An absolute treasure of late, jazz-infected West London post-punk pop from the trio of Jim Irvin, Hamilton Lee and Tim Whelan...cut from the same wry, romantic, Oxfam-beatnik cloth as Weekend, Working Week and Dislocation Dance ("Death Of The Cool Pt.1" read the etching on the run-out groove of When The Boom Was On,
originally released in '83.)
Self-produced and largely recorded in Denmark St, it's a record suffused with nostalgia for an idealised 1950s, but of course what it most powerfully evokes now is the decade of its making - a time when the capital was slower, scruffier, a little (ok a LOT) less uniform and dead-eyed than it is today.

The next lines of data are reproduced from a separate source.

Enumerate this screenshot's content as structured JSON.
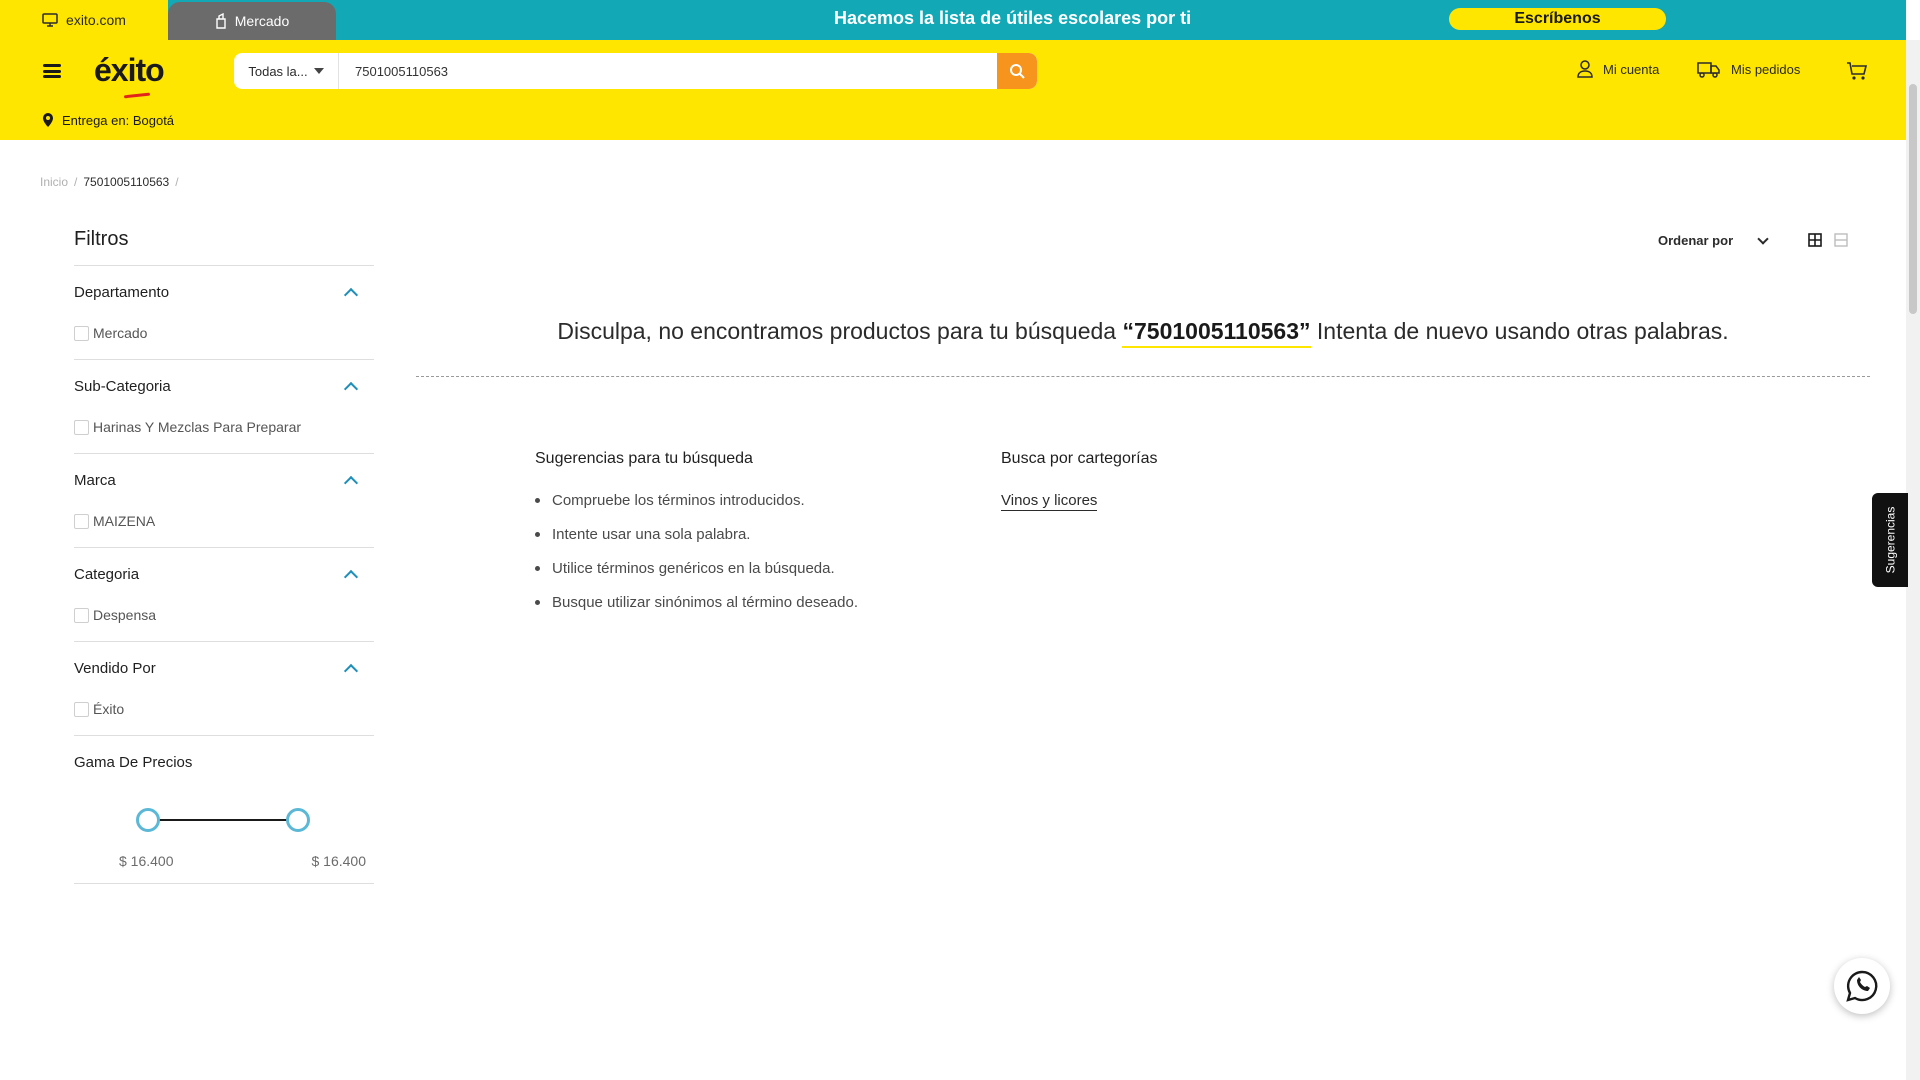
{
  "top_strip": {
    "tab_exito": "exito.com",
    "tab_mercado": "Mercado",
    "promo_text": "Hacemos la lista de útiles escolares por ti",
    "promo_button": "Escríbenos",
    "color": "#13a8b6"
  },
  "header": {
    "logo": "éxito",
    "search": {
      "category": "Todas la...",
      "value": "7501005110563"
    },
    "account_label": "Mi cuenta",
    "orders_label": "Mis pedidos",
    "delivery_label": "Entrega en: Bogotá",
    "color": "#ffe600",
    "accent": "#f7941d"
  },
  "breadcrumb": {
    "home": "Inicio",
    "sep": "/",
    "current": "7501005110563",
    "trail_sep": "/"
  },
  "filters": {
    "title": "Filtros",
    "groups": [
      {
        "label": "Departamento",
        "option": "Mercado"
      },
      {
        "label": "Sub-Categoria",
        "option": "Harinas Y Mezclas Para Preparar"
      },
      {
        "label": "Marca",
        "option": "MAIZENA"
      },
      {
        "label": "Categoria",
        "option": "Despensa"
      },
      {
        "label": "Vendido Por",
        "option": "Éxito"
      }
    ],
    "price": {
      "label": "Gama De Precios",
      "min": "$ 16.400",
      "max": "$ 16.400"
    }
  },
  "sort": {
    "label": "Ordenar por"
  },
  "results": {
    "msg_before": "Disculpa, no encontramos productos para tu búsqueda ",
    "term": "“7501005110563”",
    "msg_after": " Intenta de nuevo usando otras palabras."
  },
  "suggestions": {
    "title": "Sugerencias para tu búsqueda",
    "items": [
      "Compruebe los términos introducidos.",
      "Intente usar una sola palabra.",
      "Utilice términos genéricos en la búsqueda.",
      "Busque utilizar sinónimos al término deseado."
    ]
  },
  "categories": {
    "title": "Busca por cartegorías",
    "link": "Vinos y licores"
  },
  "side_tab": "Sugerencias",
  "icons": [
    "monitor-icon",
    "bag-icon",
    "menu-icon",
    "search-icon",
    "user-icon",
    "truck-icon",
    "cart-icon",
    "location-pin-icon",
    "grid-view-icon",
    "list-view-icon",
    "whatsapp-icon"
  ]
}
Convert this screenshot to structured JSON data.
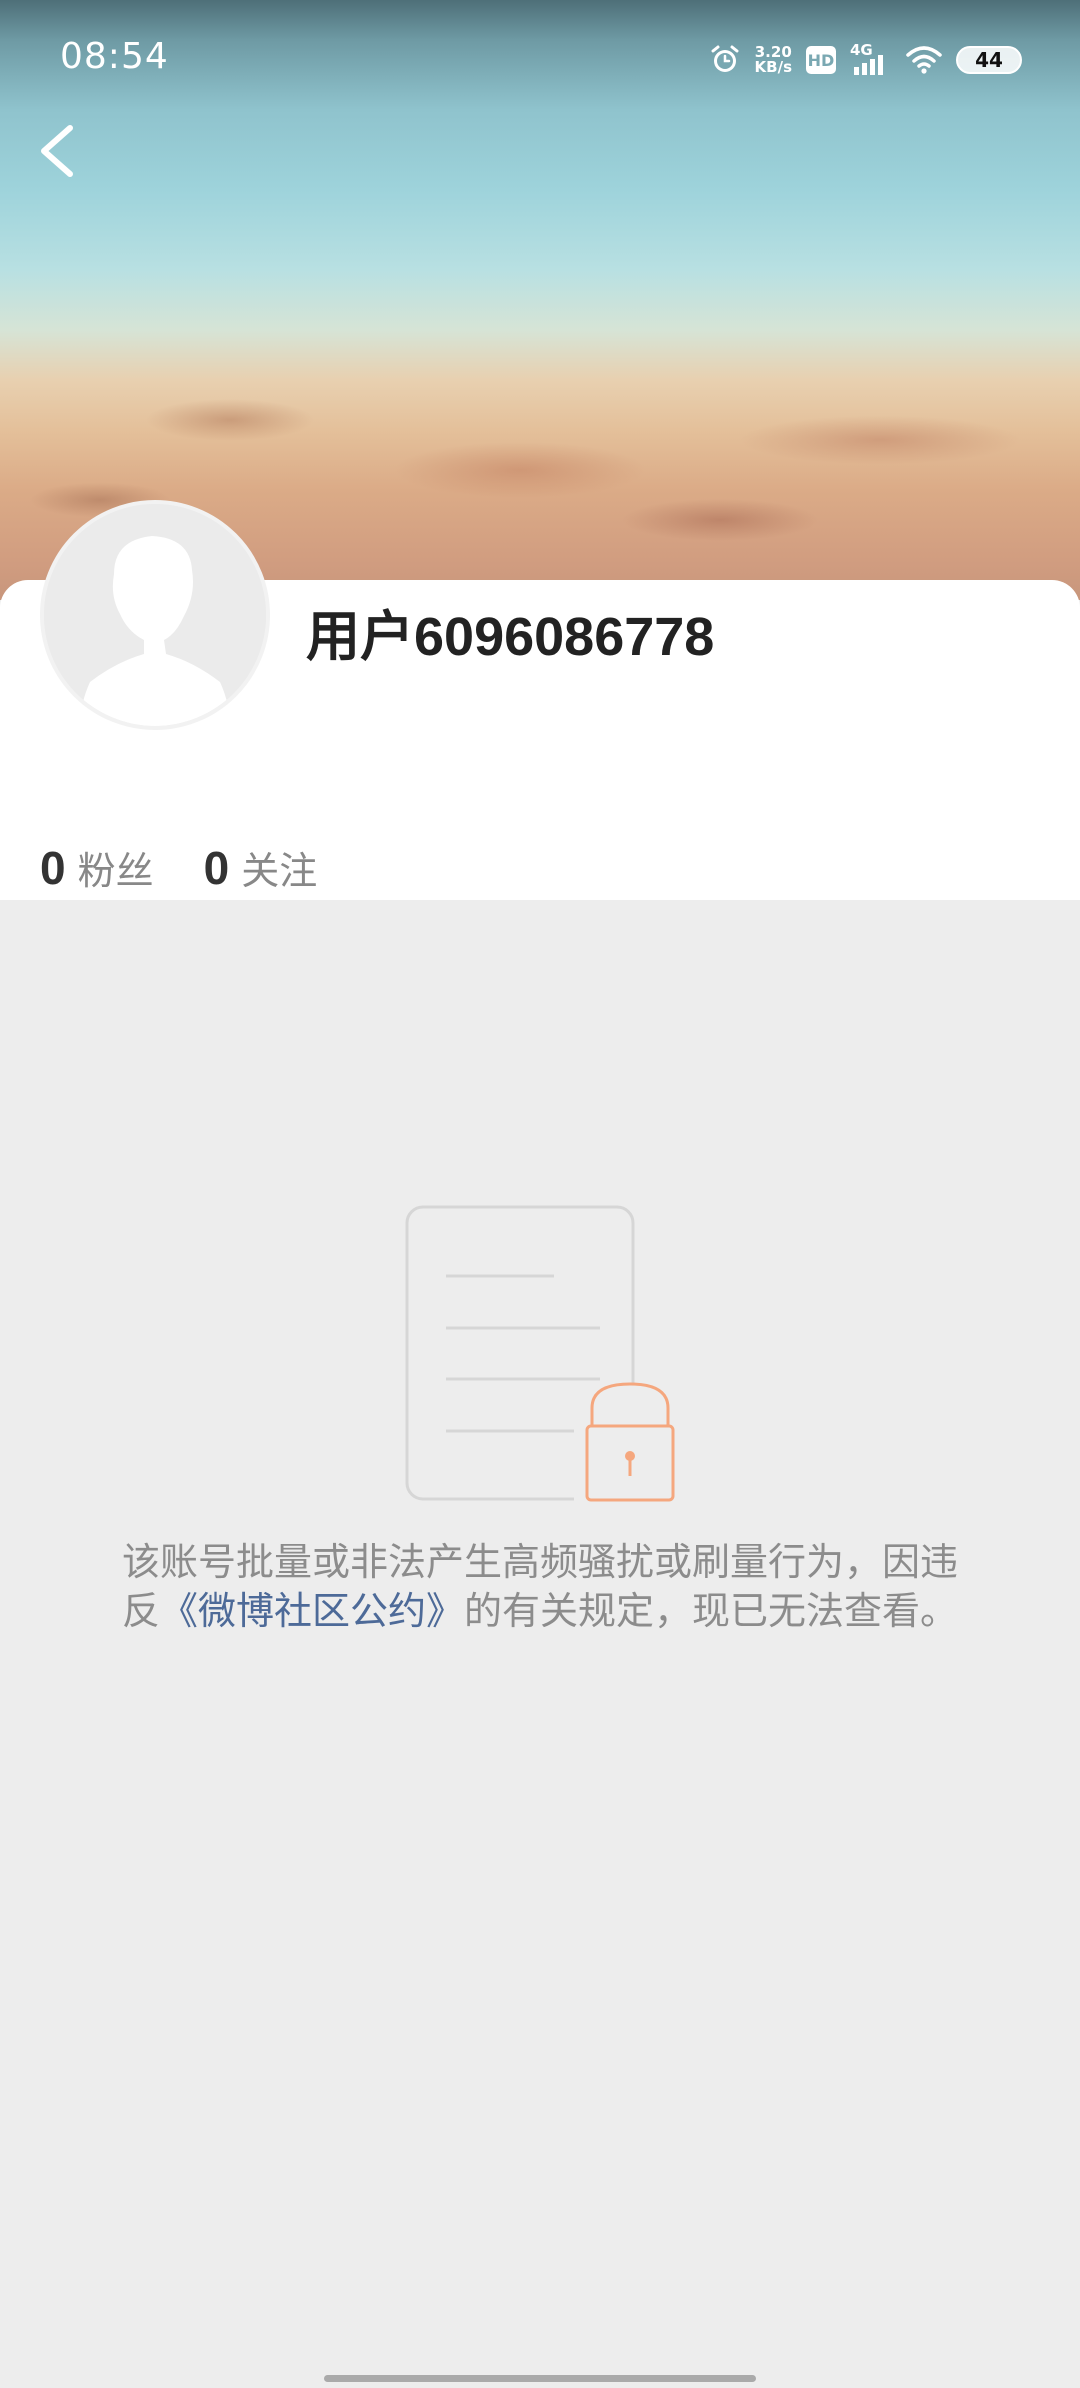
{
  "status_bar": {
    "time": "08:54",
    "net_speed_value": "3.20",
    "net_speed_unit": "KB/s",
    "hd_label": "HD",
    "network_label": "4G",
    "battery_level": "44"
  },
  "profile": {
    "username": "用户6096086778",
    "followers_count": "0",
    "followers_label": "粉丝",
    "following_count": "0",
    "following_label": "关注"
  },
  "notice": {
    "line_part1": "该账号批量或非法产生高频骚扰或刷量行为，因违反",
    "link_text": "《微博社区公约》",
    "line_part2": "的有关规定，现已无法查看。"
  },
  "colors": {
    "accent_lock": "#f5a77e",
    "link": "#4d6a98",
    "background": "#ededed"
  },
  "icons": {
    "back": "chevron-left-icon",
    "lock": "lock-icon",
    "document": "document-icon",
    "avatar": "default-avatar-icon"
  }
}
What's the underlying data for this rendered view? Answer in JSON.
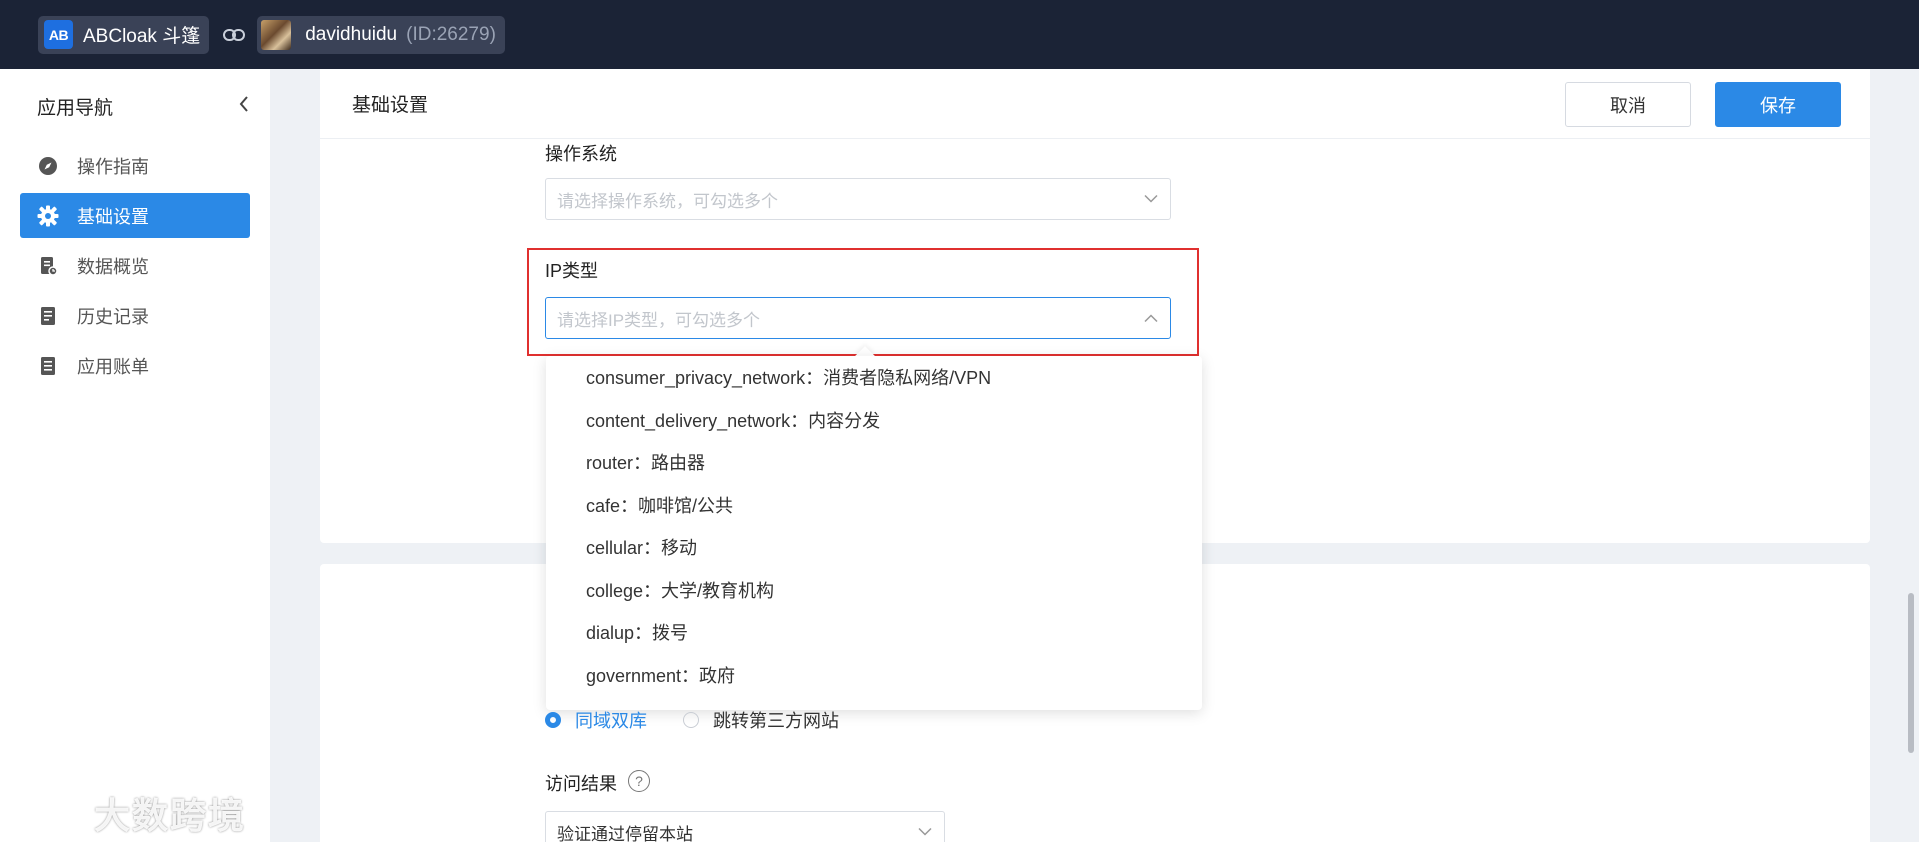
{
  "topbar": {
    "app_logo": "AB",
    "app_name": "ABCloak 斗篷",
    "user_name": "davidhuidu",
    "user_id": "(ID:26279)"
  },
  "sidebar": {
    "title": "应用导航",
    "items": [
      {
        "label": "操作指南",
        "icon": "compass-icon",
        "active": false
      },
      {
        "label": "基础设置",
        "icon": "gear-icon",
        "active": true
      },
      {
        "label": "数据概览",
        "icon": "report-icon",
        "active": false
      },
      {
        "label": "历史记录",
        "icon": "history-icon",
        "active": false
      },
      {
        "label": "应用账单",
        "icon": "bill-icon",
        "active": false
      }
    ]
  },
  "header": {
    "title": "基础设置",
    "cancel_label": "取消",
    "save_label": "保存"
  },
  "form": {
    "os": {
      "label": "操作系统",
      "placeholder": "请选择操作系统，可勾选多个"
    },
    "ip_type": {
      "label": "IP类型",
      "placeholder": "请选择IP类型，可勾选多个",
      "options": [
        "consumer_privacy_network：消费者隐私网络/VPN",
        "content_delivery_network：内容分发",
        "router：路由器",
        "cafe：咖啡馆/公共",
        "cellular：移动",
        "college：大学/教育机构",
        "dialup：拨号",
        "government：政府"
      ]
    },
    "mode": {
      "option_1": "同域双库",
      "option_2": "跳转第三方网站",
      "selected": "同域双库"
    },
    "access_result": {
      "label": "访问结果",
      "help": "?",
      "value": "验证通过停留本站"
    }
  },
  "watermark": {
    "text": "大数跨境"
  },
  "colors": {
    "topbar": "#1b2336",
    "primary": "#2b89e6",
    "highlight": "#e0302f"
  }
}
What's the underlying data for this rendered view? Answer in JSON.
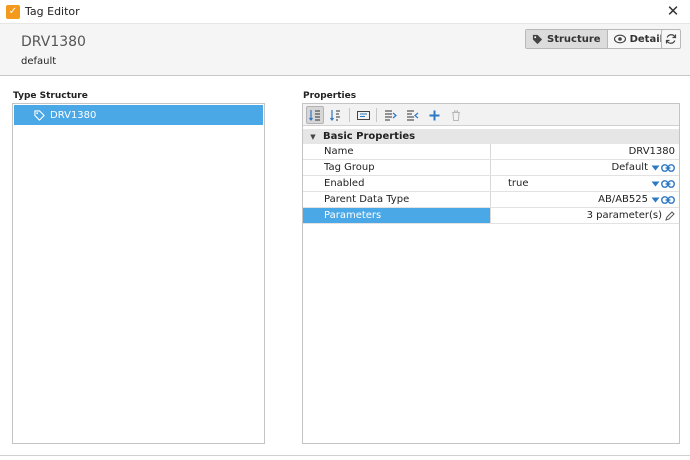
{
  "window": {
    "title": "Tag Editor",
    "app_icon_glyph": "✓",
    "close_glyph": "✕"
  },
  "header": {
    "tag_name": "DRV1380",
    "subtitle": "default",
    "view_tabs": [
      {
        "label": "Structure",
        "icon": "tag-icon",
        "active": true
      },
      {
        "label": "Details",
        "icon": "eye-icon",
        "active": false
      }
    ],
    "refresh_icon": "refresh-icon"
  },
  "type_structure": {
    "label": "Type Structure",
    "items": [
      {
        "label": "DRV1380",
        "icon": "tag-icon",
        "selected": true
      }
    ]
  },
  "properties": {
    "label": "Properties",
    "toolbar_icons": [
      "sort-category-icon",
      "sort-alpha-icon",
      "property-editor-icon",
      "expand-all-icon",
      "collapse-all-icon",
      "add-icon",
      "delete-icon"
    ],
    "group": {
      "label": "Basic Properties"
    },
    "rows": [
      {
        "name": "Name",
        "value": "DRV1380"
      },
      {
        "name": "Tag Group",
        "value": "Default"
      },
      {
        "name": "Enabled",
        "value": "true"
      },
      {
        "name": "Parent Data Type",
        "value": "AB/AB525"
      },
      {
        "name": "Parameters",
        "value": "3 parameter(s)"
      }
    ]
  },
  "colors": {
    "selection": "#4aa8e6",
    "accent_icon": "#2b78c6",
    "app_icon": "#f39a1c"
  }
}
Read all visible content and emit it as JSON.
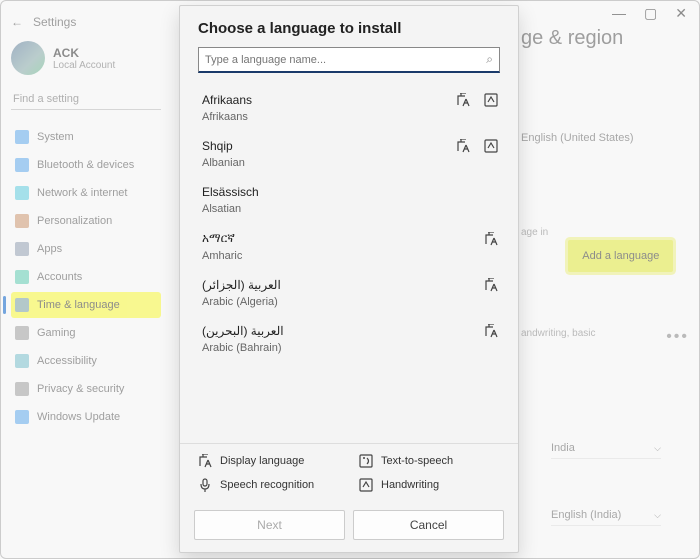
{
  "window": {
    "title": "Settings"
  },
  "profile": {
    "name": "ACK",
    "sub": "Local Account"
  },
  "search_placeholder": "Find a setting",
  "nav": [
    {
      "label": "System",
      "icon": "#3c96e8"
    },
    {
      "label": "Bluetooth & devices",
      "icon": "#3c96e8"
    },
    {
      "label": "Network & internet",
      "icon": "#3cc0d8"
    },
    {
      "label": "Personalization",
      "icon": "#c08050"
    },
    {
      "label": "Apps",
      "icon": "#7a8aa0"
    },
    {
      "label": "Accounts",
      "icon": "#3cc0a0"
    },
    {
      "label": "Time & language",
      "icon": "#5b8bc0",
      "active": true
    },
    {
      "label": "Gaming",
      "icon": "#888"
    },
    {
      "label": "Accessibility",
      "icon": "#5bb0c0"
    },
    {
      "label": "Privacy & security",
      "icon": "#888"
    },
    {
      "label": "Windows Update",
      "icon": "#3c96e8"
    }
  ],
  "right": {
    "title_fragment": "ge & region",
    "display_lang": "English (United States)",
    "add_button": "Add a language",
    "caption_fragment": "age in",
    "features": "andwriting, basic",
    "country": "India",
    "format": "English (India)"
  },
  "dialog": {
    "title": "Choose a language to install",
    "search_placeholder": "Type a language name...",
    "languages": [
      {
        "native": "Afrikaans",
        "english": "Afrikaans",
        "disp": true,
        "hand": true
      },
      {
        "native": "Shqip",
        "english": "Albanian",
        "disp": true,
        "hand": true
      },
      {
        "native": "Elsässisch",
        "english": "Alsatian"
      },
      {
        "native": "አማርኛ",
        "english": "Amharic",
        "disp": true
      },
      {
        "native": "العربية (الجزائر)",
        "english": "Arabic (Algeria)",
        "disp": true
      },
      {
        "native": "العربية (البحرين)",
        "english": "Arabic (Bahrain)",
        "disp": true
      }
    ],
    "legend": {
      "display": "Display language",
      "tts": "Text-to-speech",
      "speech": "Speech recognition",
      "hand": "Handwriting"
    },
    "next": "Next",
    "cancel": "Cancel"
  }
}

Say what you like, but no one hunched over their laptop and cortada in Fernandez & Wells is going to write a song as enduringly beautiful as 'Why Are We In Love?'. That song, the centrepiece of When The Boom Was On, remains Furniture's finest hour. Impossibly spacious and atmospheric, with Lee's drums pattering like raindrops, and Larry Whelan's (Tim's brother's) winding clarinet part the very definition of bittersweet, its singular unrepeatable genius is the main reason that original pressings of the album have become so rare. Personally I'd never even heard the rest of the album before now - so am pleased to report that it sustains, marvellously, that quintessential all-my-dreams-are-dead-let's-have-another-drink Soho mood.